Thursday, March 31, 2016

A New Beginning

March 2, 2016
My name is Sam, and I am 13 years old. I have a fun day planned with my best friend Presley. I was on my way to her house, and I wasn’t feeling the best. I was dizzy and had severe pains in my bones. I thought it was maybe just growing pains, so I wasn’t going to let this stop me from a great day. When I got to Presley’s house, we were both so excited for the day that we had planned. She just had to grab a few things before we were out the door. As she was in her room, I started aching and coughing blood. I started yelling for help, but after I yelled once, I fell to the ground.
The whole world was spinning. I was starting to go unconscious, but I could see Presley and her mom run up to me. They were asking a bunch of questions, but I couldn’t process them through my mind. I saw Presley’s mom on the phone, and that’s when I went blank and passed out. When I woke up, I was very confused. I noticed that I was in the ambulance. The paramedics were asking what my name is and all the basic questions they ask.
One of the paramedics asked,“How did you end up here?”
Sam, struggling to get the words out of her mouth said, “I don’t”
Sam didn’t get to finish her sentence before she blacked out again. The next time I woke up, I was in the hospital. I was hooked up to three different machines. I felt very sick and extremely weak.
I asked the doctor, “Why am I here? What is going on?”
The doctor replied , “Your body wasn’t dealing well with your sickness, so you blacked out.”
“Does this mean I am fine and get to go home?” I asked.
The doctor told me that I could not go home because I had stage four leukemia cancer. I couldn't believe what I had just heard. The doctor told me that I was not doing well, and the cancer is starting to spread. I had a small chance of living. I knew that I was going to be staying in the hospital for a long time now, and I would also be taking lots of chemo therapy. I felt like the world was spinning. My mom was yelling at the doctor because she was so angry and upset that this had to happen to me.

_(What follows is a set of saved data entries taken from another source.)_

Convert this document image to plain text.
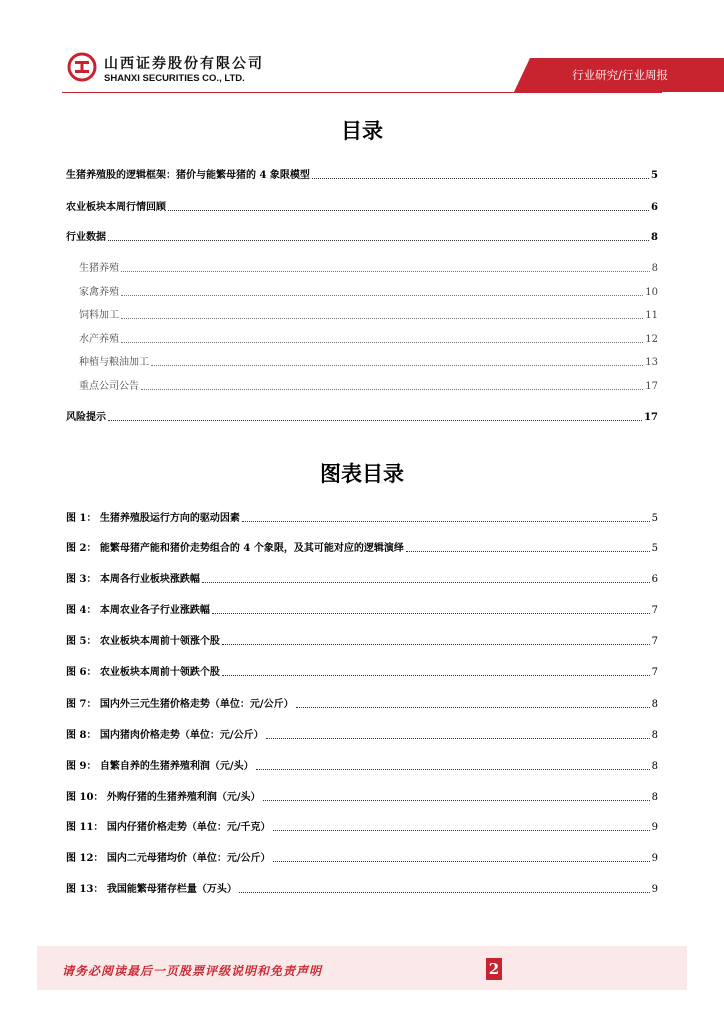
山西证券股份有限公司
SHANXI SECURITIES CO., LTD.	行业研究/行业周报
目录
生猪养殖股的逻辑框架：猪价与能繁母猪的 4 象限模型	5
农业板块本周行情回顾	6
行业数据	8
生猪养殖	8
家禽养殖	10
饲料加工	11
水产养殖	12
种植与粮油加工	13
重点公司公告	17
风险提示	17
图表目录
图 1： 生猪养殖股运行方向的驱动因素	5
图 2： 能繁母猪产能和猪价走势组合的 4 个象限，及其可能对应的逻辑演绎	5
图 3： 本周各行业板块涨跌幅	6
图 4： 本周农业各子行业涨跌幅	7
图 5： 农业板块本周前十领涨个股	7
图 6： 农业板块本周前十领跌个股	7
图 7： 国内外三元生猪价格走势（单位：元/公斤）	8
图 8： 国内猪肉价格走势（单位：元/公斤）	8
图 9： 自繁自养的生猪养殖利润（元/头）	8
图 10： 外购仔猪的生猪养殖利润（元/头）	8
图 11： 国内仔猪价格走势（单位：元/千克）	9
图 12： 国内二元母猪均价（单位：元/公斤）	9
图 13： 我国能繁母猪存栏量（万头）	9
请务必阅读最后一页股票评级说明和免责声明	2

The doctors took my mom out of the room, so I didn’t have to see her in pain. I realized that I needed to get some rest to have some time to think about how I am going to have to battle for my life. I fell asleep for only about an hour, and then I woke up. When I woke up, I saw Presley and a few other of my friends. I started thinking about how I can not let this cancer take my life over because these people need me and I still have a long life to live.
March 7, 2016
A week has gone by, and I can tell I am getting weaker and sicker as the days go on. I am trying to be as strong as I can. The doctor had came into my room and they said they had an idea to cure this cancer. They were going to take me into surgery, and once I get out of surgery it will take a couple months for my body to heal and to see if the surgery worked. In order for me to be able to take the surgery I have to get healthier and stronger. That will be the only way it will work. I was finally starting to think there was hope.
March 10, 2016
It is my first day in chemo. I am very scared on how my body will react to it. There is a chance that my body won’t react well to it, and then I won’t be able to get healthier. The doctors will be hooking me up to the machine, and I will be in it for a couple hours. When I get out of chemo, I am going to be very weak, but this will hopefully destroy the cancer.
March 11, 2016
The treatment went well. I was very weak at first, and all I could do was sit in the bed. I was too weak and tired to walk. I never knew how much it could drain you. Today, I have enough energy to get around; I feel great! It feels good to feel like this. I am starting to think there is hope.
March 18, 2016
I found out great news today! The doctors told me I have been reacting well to the treatment, and my body is becoming stronger. I can go through the surgery tomorrow. I am so excited, but I am also very nervous. I am more nervous than ever because there is a chance this surgery will kill me. If it works, I may be able to have a normal life again. Having a normal life means no throwing up every day and being in pain. I will have the surgery in a couple days, so the doctors are prepared.
March 20, 2016
I just got out of surgery, and I am not feeling good. I am very sore and tired. The doctors said that this was to be expected. They had told me that the surgery went very well, and they said that the odds are looking very good for me. I will get the results back and take another cat scan in a week when I am healed.
March 27, 2016
I went to the doctors today and had my cat scan. When the doctors got my results back they had the biggest smile on their face. I began to break down in tears. They had told me that I was cancer free and that the surgery had worked. I had won the battle and beat cancer. There were times where I had to begun to think about how I didn’t know if I wanted to keep going and fighting. There were times where I couldn’t take the pain, but I kept fighting for my life. I can finally do the things I have always wanted to do.
March 27, 2017
It has been a year, and I am still cancer free. I am healthier than I have ever been. I am very proud of how far I have come. I have been able to take many opportunities that I wasn’t able to take when I was sick. I look at life from a different point of view now. I live every day to the fullest because you never know what bumps in the road you may meet.